Don Tejón y Doña Urraca decidieron que era necesario convocar una
asamblea urgente para poner fin al asunto, así que los animales del bosque se
reunieron bajo el Gran Roble – exceptuando a Doña Concha, la anciana
tortuga, a la que dejaron en el claro vigilando a las crías de todos.
El ambiente estaba caldeado. “Yo pienso que es extraño que pasen
tanto tiempo en su madriguera” – dijo Don Trino, el jilguero. “Únicamente salen
al anochecer…”
“¡Y ese aspecto que tienen…!” – comentó Doña Bellota, la ardilla. “Se ve
claramente que son peligrosos.”
“¡Debemos exigirles que se vayan a vivir a otro sitio! ¡Éste es un lugar de
prestigio, y no nos conviene tener a unos vecinos indeseables entre nosotros!”
– exclamó Don Castor.
La lechuza, doña Ulula, que había estado callada todo ese tiempo,
observando atentamente a todos con sus grandes ojos y escuchando los
comentarios de unos y otros, dijo entonces: “En realidad ninguno de nosotros
se ha molestado siquiera en preguntarles de dónde son o a qué se dedican…
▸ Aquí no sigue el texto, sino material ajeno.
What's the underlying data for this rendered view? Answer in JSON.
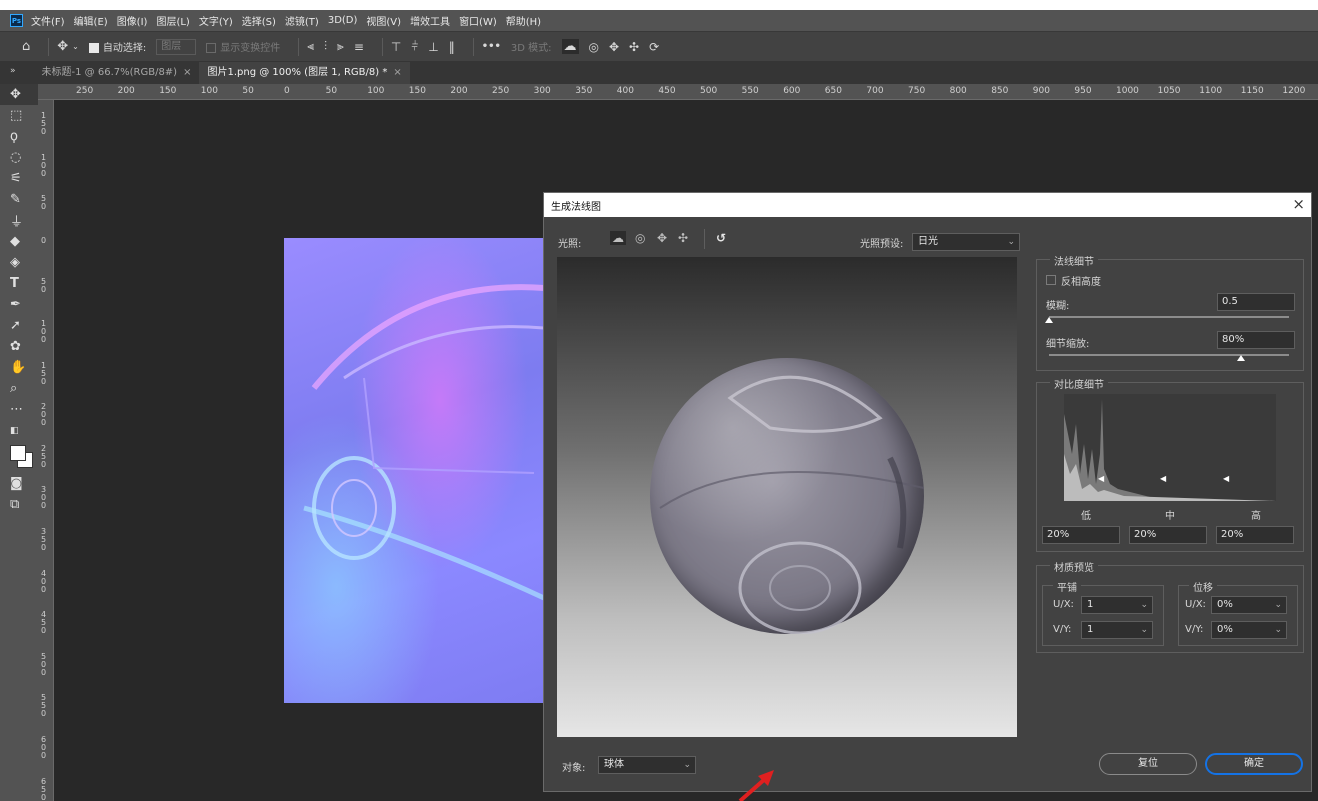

No les conocemos en absoluto. Así es que no deberíamos juzgarles tan sólo
por su aspecto. ¿No creen?”
Por un momento se hizo el silencio en la asamblea. Pero entonces todos
comenzaron a hablar a la vez, alguien propuso que se votara, y finalmente se
decidió por mayoría que los Pincho debían ser expulsados del bosque.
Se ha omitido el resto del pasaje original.